Aussi, lorsqu'elle entendait lire ou chanter en l'honneur de la bienheureuse Vierge et des autres saints des paroles qui excitaient son affection, c'était vers le Roi des rois, son Seigneur choisi entre tous et uniquement aimé, plutôt que vers les saints dont on faisait mémoire, qu'elle dirigeait les élans de son cœur.

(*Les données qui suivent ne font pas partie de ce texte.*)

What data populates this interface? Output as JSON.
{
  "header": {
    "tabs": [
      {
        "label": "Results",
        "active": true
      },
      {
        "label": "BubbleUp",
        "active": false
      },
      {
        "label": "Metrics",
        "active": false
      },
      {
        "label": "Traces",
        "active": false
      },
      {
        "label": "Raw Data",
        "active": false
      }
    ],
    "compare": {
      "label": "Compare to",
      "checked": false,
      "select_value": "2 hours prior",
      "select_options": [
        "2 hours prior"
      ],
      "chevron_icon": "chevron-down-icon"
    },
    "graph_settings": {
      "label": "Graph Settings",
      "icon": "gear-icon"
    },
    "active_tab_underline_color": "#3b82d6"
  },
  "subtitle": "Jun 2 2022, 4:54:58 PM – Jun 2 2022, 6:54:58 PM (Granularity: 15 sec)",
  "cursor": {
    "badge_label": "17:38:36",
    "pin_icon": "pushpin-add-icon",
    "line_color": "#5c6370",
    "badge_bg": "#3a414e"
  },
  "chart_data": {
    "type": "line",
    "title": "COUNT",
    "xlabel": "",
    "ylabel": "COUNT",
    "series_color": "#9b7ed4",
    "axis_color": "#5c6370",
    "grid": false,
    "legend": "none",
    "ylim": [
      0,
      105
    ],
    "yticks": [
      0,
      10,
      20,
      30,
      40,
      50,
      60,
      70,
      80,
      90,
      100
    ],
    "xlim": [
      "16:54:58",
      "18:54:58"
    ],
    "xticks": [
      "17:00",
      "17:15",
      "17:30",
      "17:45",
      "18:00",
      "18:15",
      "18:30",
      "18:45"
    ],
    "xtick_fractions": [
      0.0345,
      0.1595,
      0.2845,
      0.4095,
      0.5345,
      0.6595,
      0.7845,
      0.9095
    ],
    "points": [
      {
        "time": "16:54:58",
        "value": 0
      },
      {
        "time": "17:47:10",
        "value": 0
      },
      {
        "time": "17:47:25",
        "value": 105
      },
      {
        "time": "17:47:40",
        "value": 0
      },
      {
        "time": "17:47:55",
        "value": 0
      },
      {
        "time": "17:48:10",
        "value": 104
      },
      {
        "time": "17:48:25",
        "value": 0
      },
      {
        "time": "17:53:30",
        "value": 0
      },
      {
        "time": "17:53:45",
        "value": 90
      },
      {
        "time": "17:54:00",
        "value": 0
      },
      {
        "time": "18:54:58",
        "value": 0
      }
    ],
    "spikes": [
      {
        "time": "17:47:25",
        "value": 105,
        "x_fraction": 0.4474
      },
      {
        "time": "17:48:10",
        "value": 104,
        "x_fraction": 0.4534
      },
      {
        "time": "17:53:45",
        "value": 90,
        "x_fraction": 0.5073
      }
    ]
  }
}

Il arriva, en la solennité de l'Annonciation, que le prédicateur se plut à exalter la Reine du ciel et ne fit pas mention de l'incarnation du Verbe, œuvre de notre salut. Celle-ci en éprouva de la peine et, passant après le sermon devant l'autel de la Mère de Dieu, elle ne ressentit pas, en la saluant, la même tendresse douce et profonde, mais son amour se porta par contre avec plus de force vers Jésus, le fruit béni du sein de la Vierge :
"Ne crains rien, ô ma bien-aimée, dit Jésus, car il est très agréable à la Mère, qu'en chantant ses louanges et sa gloire, tu diriges vers moi ton attention. Cependant, puisque ta conscience te la reproche, aie soin, lorsque tu passeras devant l'autel, de saluer dévotement l'image de ma Mère immaculée et de ne pas saluer mon image.
- O mon Seigneur et unique Bien, s'écria-t-elle, jamais mon âme ne pourra consentir à délaisser celui qui est mon salut et sa vie pour diriger ailleurs ses affections et son respect."
Le Seigneur lui dit avec tendresse : "O ma bien-aimée, suis mon conseil ; et chaque fois que tu auras paru me délaisser pour saluer ma Mère, je te récompenserai comme si tu avais accompli un acte de cette haute perfection par laquelle un cœur fidèle n'hésite pas à m'abandonner, moi qui suis le centuple des centuples, afin de me glorifier davantage."
Le Lis blanc de la Trinité ...
Le lendemain, à l'heure de la prière, la Vierge Marie lui apparut sous la forme d'un lis magnifique éclatant de blancheur. Ce lis était composé de trois feuilles, dont l'une, droite, s'élevait au milieu et les deux autres étaient recourbées de chaque côté.
Elle comprit par cette vision que la bienheureuse Mère de Dieu est appelée à bon droit "Lis blanc de la Trinité", car elle a participé plus que toute créature aux vertus divines et ne les a jamais souillées par la moindre poussière du péché.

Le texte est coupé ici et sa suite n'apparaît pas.